ATPase Activity Measurements:

• Immunoprecipitation-coupled ATPase assay:

  • Immunoprecipitate ZRANB3 from cell extracts using biotin-conjugated antibodies

  • Perform on-bead ATPase assays using radiolabeled ATP (γ-³²P-ATP)

  • Measure released phosphate by thin-layer chromatography or malachite green assay

  • Include negative controls (ATP-binding mutant K65R, mock immunoprecipitation)
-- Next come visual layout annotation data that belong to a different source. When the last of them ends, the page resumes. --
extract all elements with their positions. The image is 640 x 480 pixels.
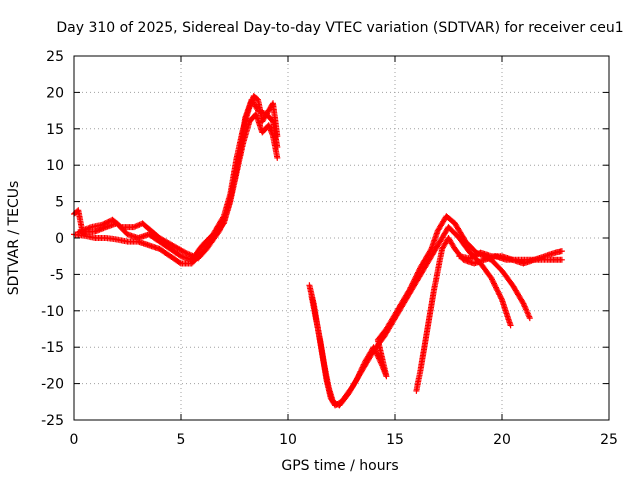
data-point [176, 259, 183, 266]
y-axis-label: SDTVAR / TECUs [6, 181, 22, 296]
x-tick-labels: 0 5 10 15 20 25 [70, 432, 618, 448]
y-tick-label: -10 [41, 304, 64, 320]
x-tick-label: 20 [493, 432, 511, 448]
grid-lines [74, 56, 609, 420]
data-point [427, 247, 434, 254]
y-tick-label: 5 [55, 195, 64, 211]
x-tick-label: 25 [600, 432, 618, 448]
series-track-4 [306, 224, 514, 409]
x-tick-label: 5 [177, 432, 186, 448]
series-track-7 [456, 248, 565, 267]
y-tick-label: -5 [50, 267, 64, 283]
y-tick-label: -15 [41, 340, 64, 356]
x-tick-label: 10 [279, 432, 297, 448]
y-tick-label: -25 [41, 413, 64, 429]
x-tick-label: 15 [386, 432, 404, 448]
data-point [497, 292, 503, 299]
series-track-5 [308, 213, 533, 409]
data-point [558, 248, 565, 255]
y-tick-label: 0 [55, 231, 64, 247]
data-point [558, 256, 565, 263]
y-tick-label: 20 [46, 85, 64, 101]
data-point [102, 220, 109, 226]
x-tick-label: 0 [70, 432, 79, 448]
axis-ticks [73, 55, 610, 421]
series-track-3 [75, 96, 281, 262]
data-series [71, 93, 565, 409]
y-tick-label: 15 [46, 122, 64, 138]
y-tick-label: 10 [46, 158, 64, 174]
x-axis-label: GPS time / hours [281, 458, 398, 474]
data-point [274, 144, 281, 150]
data-point [100, 221, 107, 228]
data-point [526, 315, 533, 322]
series-track-2 [71, 111, 281, 267]
y-tick-label: -20 [41, 377, 64, 393]
series-track-1 [71, 93, 281, 263]
data-point [274, 154, 281, 161]
data-point [507, 322, 514, 329]
y-tick-label: 25 [46, 49, 64, 65]
chart-title: Day 310 of 2025, Sidereal Day-to-day VTE… [56, 20, 623, 36]
y-tick-labels: -25 -20 -15 -10 -5 0 5 10 15 20 25 [41, 49, 64, 429]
• ZRANB3 activity in cellular fractions:

  • Fractionate cells into cytoplasmic, nucleoplasmic, and chromatin-bound fractions

  • Measure ATPase activity in each fraction with/without added DNA substrates

  • Correlate activity with ZRANB3 protein levels by Western blotting

  • Compare activity before and after replication stress induction

Nuclease Activity Detection:

• Immunoprecipitation-coupled nuclease assay:

  • Immunoprecipitate ZRANB3 from cells

  • Incubate with fluorescently labeled branched DNA substrates

  • Analyze cleavage products by denaturing PAGE

  • Compare activities before/after replication stress induction

• In-gel nuclease activity assay:

  • Separate cellular proteins on native PAGE containing branched DNA substrates

  • Incubate gel in reaction buffer containing ATP and divalent cations

  • Visualize regions of DNA cleavage under UV illumination

  • Confirm ZRANB3 responsibility by Western blotting or mass spectrometry

Combined Activity Approaches:

Activation State Analysis:

• Phospho-specific antibodies to detect potential regulatory modifications

• Chemical crosslinking to capture ZRANB3 interaction partners that might modulate activity

• ATP-binding assays using fluorescent ATP analogs to assess nucleotide-binding capacity

These methodologies will enable researchers to monitor ZRANB3's enzymatic activities in physiologically relevant contexts, providing insights into how its functions are regulated in response to replication stress and DNA damage.